Le titre est un peu long.
J'ai fait un copier-coller.
En lisant cette nouvelle, je me suis souvenu de mes visites aux universités d'Helsinki et de Turku en 2010 dans le cadre du programme Erasmus.
À cette époque, un vent différent soufflait sur l'Europe.
Nous étions plus proches que jamais de l'Union européenne.
Le traumatisme des années passées, la victoire au concours de l'Eurovision, des succès partiels remarquables dans le sport.
Des feux d'artifice tirés en plein jour.
Les foyers de prétendue tutelle mis en retrait, les néandertaliens dont la voie était ouverte.
La république que l'on disait mal fondée et les révolutions que l'on présentait comme imposées par la force et la pression.
Des visages familiers qui, chaque jour, sans se lasser, voulaient injecter dans les replis de notre cerveau les failles de la République qui leur avait pourtant permis de grandir et de devenir professeurs.
Des transfuges qui s'étaient engraissés dans les institutions de la République.
Bref, je m'égare encore à critiquer les « seconds républicains », ne perdons pas de vue notre sujet principal.
Disons qu'en ces beaux jours, j'ai passé beaucoup de temps en Finlande, où j'ai donné des cours.
J'ai tout de suite compris que l'université de Turku était turque grâce au croissant et à l'étoile sur la cravate qu'ils m'avaient offerte.
Certains savent qu'ils sont turcs, d'autres non, mais la majorité en est consciente. Les Tatars de Crimée sont déjà les pionniers intellectuels de ce mouvement. Une partie des Tatars est restée musulmane, mais la plupart ont choisi la turcité chrétienne. En perdant la langue turque, les liens se sont affaiblis.
Tout comme les Hongrois d'Attila.
Mais je me suis senti chez moi.
Être turc a été utile.
Le fait que les terroristes anti-turcs ne puissent pas trouver refuge en Finlande et notre soutien inconditionnel à leur adhésion à l'OTAN expliquent, je pense, la situation plus clairement.
Lors de ma visite, ils ont montré beaucoup d'intérêt et d'attention.

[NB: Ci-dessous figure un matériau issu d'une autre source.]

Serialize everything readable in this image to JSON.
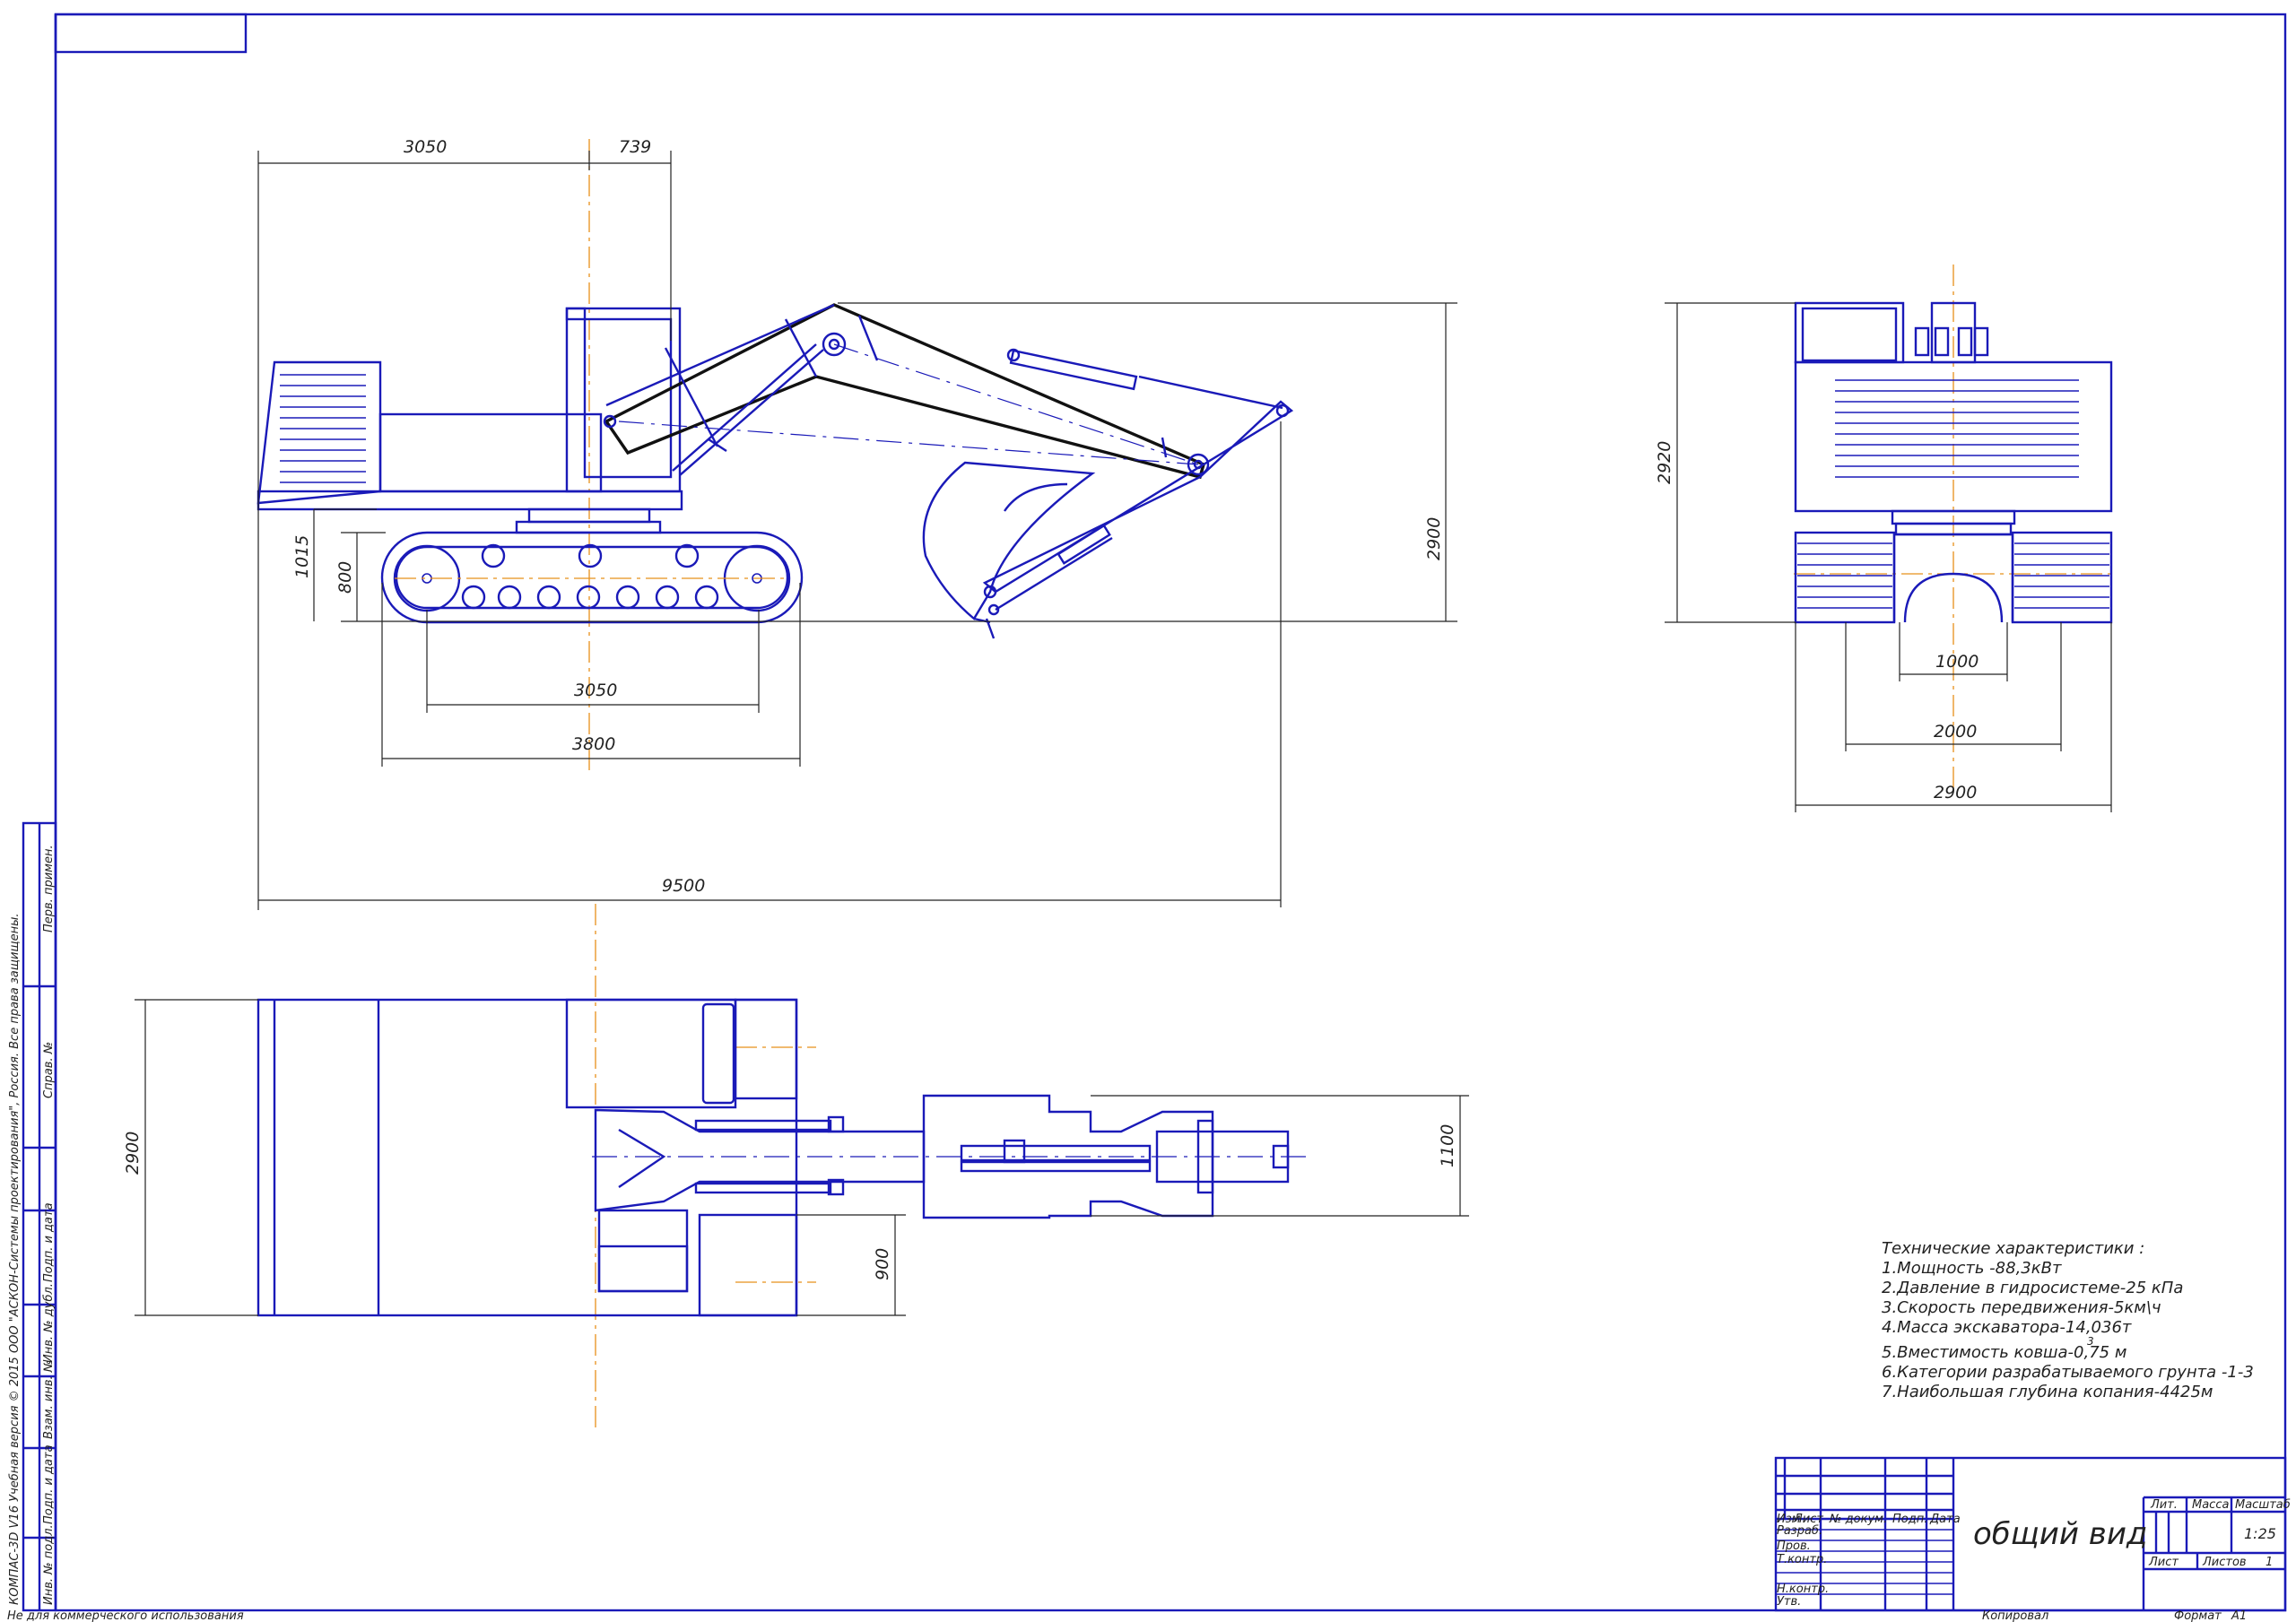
{
  "side_view": {
    "dims": {
      "top_left": "3050",
      "top_right": "739",
      "height_total": "2900",
      "track_height": "1015",
      "track_inner": "800",
      "track_base": "3050",
      "track_length": "3800",
      "overall_length": "9500"
    }
  },
  "front_view": {
    "dims": {
      "height": "2920",
      "gap": "1000",
      "track_gauge": "2000",
      "width": "2900"
    }
  },
  "top_view": {
    "dims": {
      "width": "2900",
      "arm_width": "1100",
      "offset": "900"
    }
  },
  "specs": {
    "title": "Технические характеристики :",
    "items": [
      "1.Мощность -88,3кВт",
      "2.Давление в гидросистеме-25 кПа",
      "3.Скорость передвижения-5км\\ч",
      "4.Масса экскаватора-14,036т",
      "5.Вместимость ковша-0,75 м",
      "6.Категории разрабатываемого грунта -1-3",
      "7.Наибольшая глубина копания-4425м"
    ],
    "superscript": "3"
  },
  "title_block": {
    "drawing_title": "общий вид",
    "col_izm": "Изм",
    "col_list": "Лист",
    "col_doc": "№ докум.",
    "col_sign": "Подп.",
    "col_date": "Дата",
    "row_razrab": "Разраб.",
    "row_prov": "Пров.",
    "row_tkontr": "Т.контр.",
    "row_nkontr": "Н.контр.",
    "row_utv": "Утв.",
    "lit": "Лит.",
    "massa": "Масса",
    "masshtab": "Масштаб",
    "scale": "1:25",
    "list": "Лист",
    "listov": "Листов",
    "listov_val": "1",
    "copied": "Копировал",
    "format_label": "Формат",
    "format_value": "A1"
  },
  "side_strip": {
    "perv_primen": "Перв. примен.",
    "sprav": "Справ. №",
    "podp_data_1": "Подп. и дата",
    "inv_dubl": "Инв. № дубл.",
    "vzam_inv": "Взам. инв. №",
    "podp_data_2": "Подп. и дата",
    "inv_podl": "Инв. № подл.",
    "kompas_note": "КОМПАС-3D V16 Учебная версия © 2015 ООО \"АСКОН-Системы проектирования\", Россия. Все права защищены.",
    "noncommercial": "Не для коммерческого использования"
  }
}
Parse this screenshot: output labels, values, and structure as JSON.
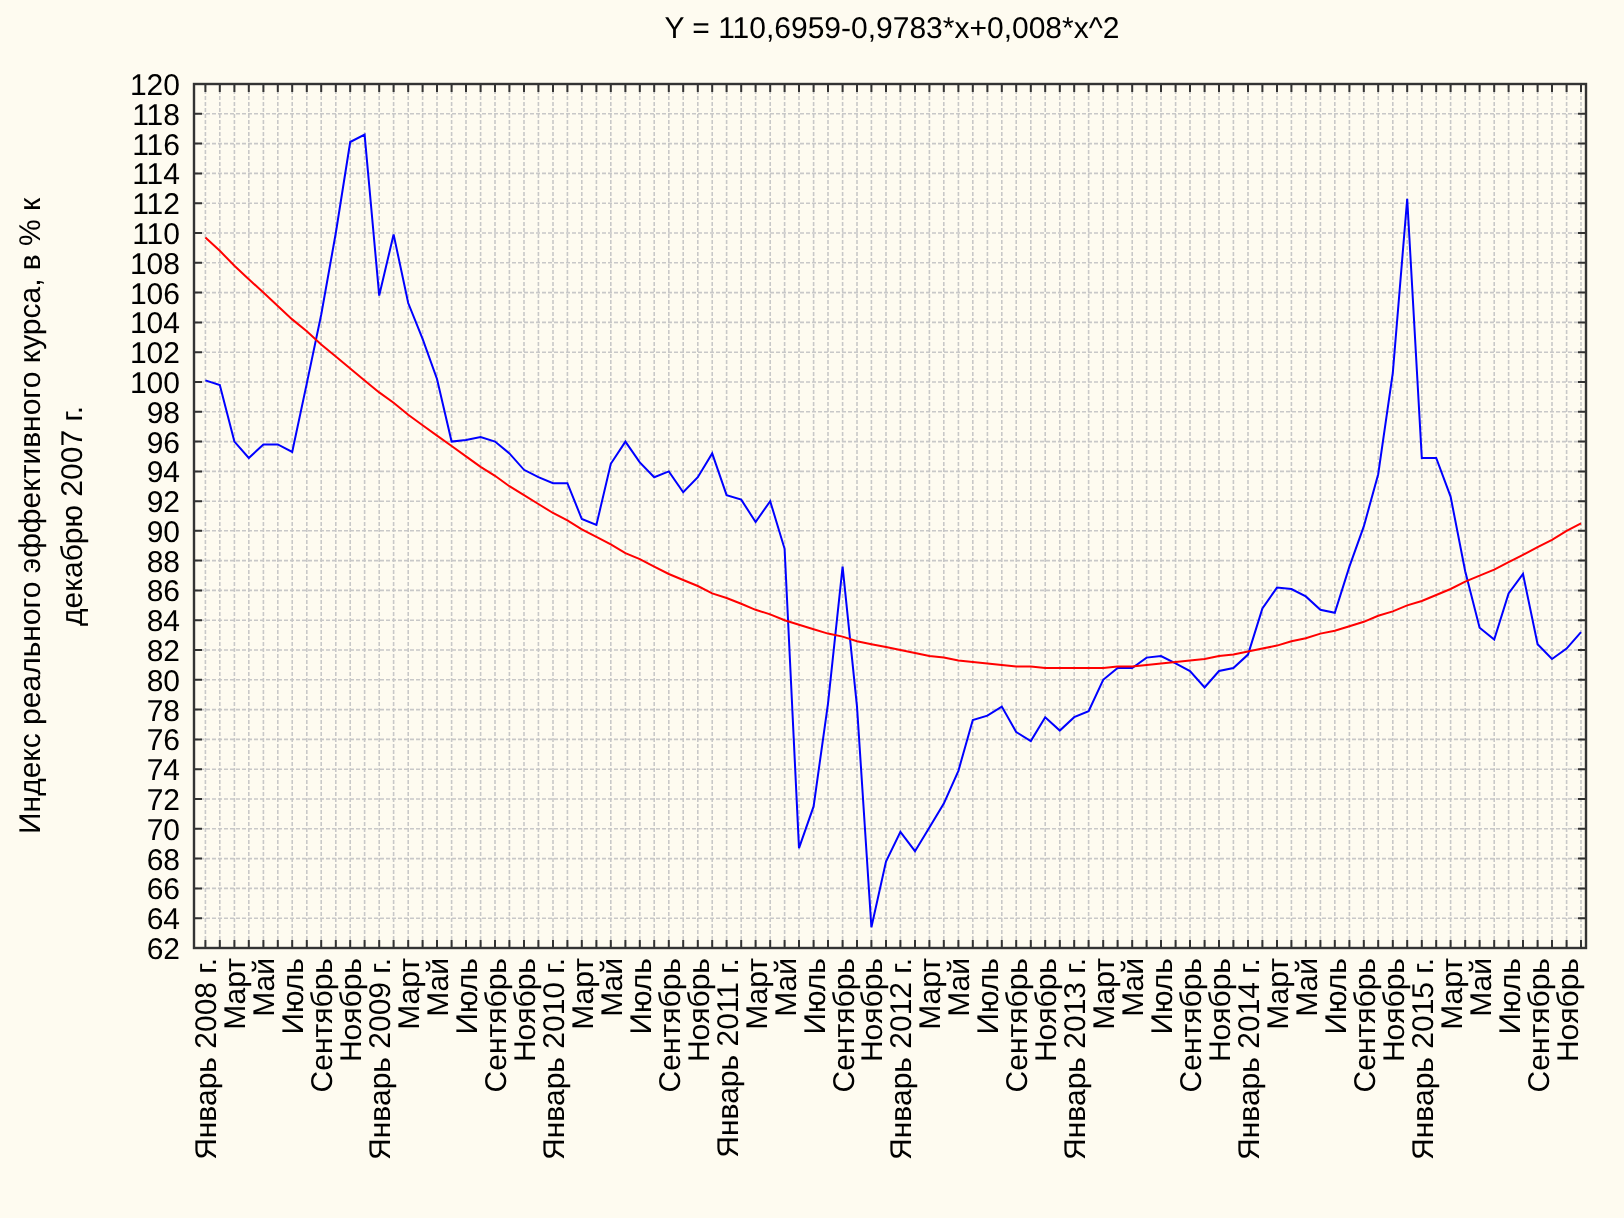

Des repas successifs et des discussions politiques.
Dans ce beau climat de paix, à une époque où l'on regardait la Russie avec sympathie, alors que le gaz russe était acheminé vers l'Allemagne par des gazoducs depuis l'Asie Mineure et la mer Baltique, permettant à l'industrie européenne d'accéder à une énergie très bon marché, un professeur a évoqué la possibilité d'une nouvelle invasion russe.
« Est-ce possible, professeur ? Pourquoi les Russes vous attaqueraient-ils ? »
« Regardez, ils vendent du gaz à l'Europe et ils gagnent de l'argent. »
Bien que le professeur ait essayé d'expliquer que la situation n'était pas tout à fait ainsi, il n'a pas prolongé le sujet.
À l'époque, ni mon âge ni mon esprit ne m'avaient permis de comprendre la gravité de la situation. Les histoires de l'invasion russe que nous avons entendues de nos grands-parents sont bien sûr dans nos mémoires, mais plus de cent ans ont passé. Les actes des Arméniens au sein de l'armée russe ne sont pas vraiment oubliés.
Par exemple, le jargon « ne donne même pas d'eau à l'Urus » (le Russe) reste le plus innocent de ce qui est connu.
Pendant l'invasion, on raconte parfois comment la rivière Harşit s'est teintée de sang.
C'est raconté plus en détail dans le livre « Adieu Trabzon » écrit par Meliha Kayra, la sœur de l'ancien ministre de l'Énergie Cahit Kayra, décédé récemment à 105 ans, et la première femme directrice du lycée de Galatasaray, elle-même supportrice de Trabzonspor.
Nous avons peut-être oublié la plupart de ces choses, mais les Finlandais, eux, n'ont pas oublié.
Heureusement, la Russie nous l'a rappelé.
Cette fois, comme sa cible est l'Europe, les Turcs d'Asie s'en sortiront avec moins de blessures dans ce tumulte.
Ils ne subiront pas les massacres atroces qui ont mené au génocide pendant la Seconde Guerre mondiale.
En d'autres termes, aucun soldat turc ne sera placé comme cible devant chaque balle allemande, comme le faisait Staline.
Ceux qui sont curieux peuvent regarder le film « Stalingrad ».
En lisant la nouvelle « Les femmes finlandaises au front », un vieux souvenir m'est revenu et j'ai voulu l'écrire.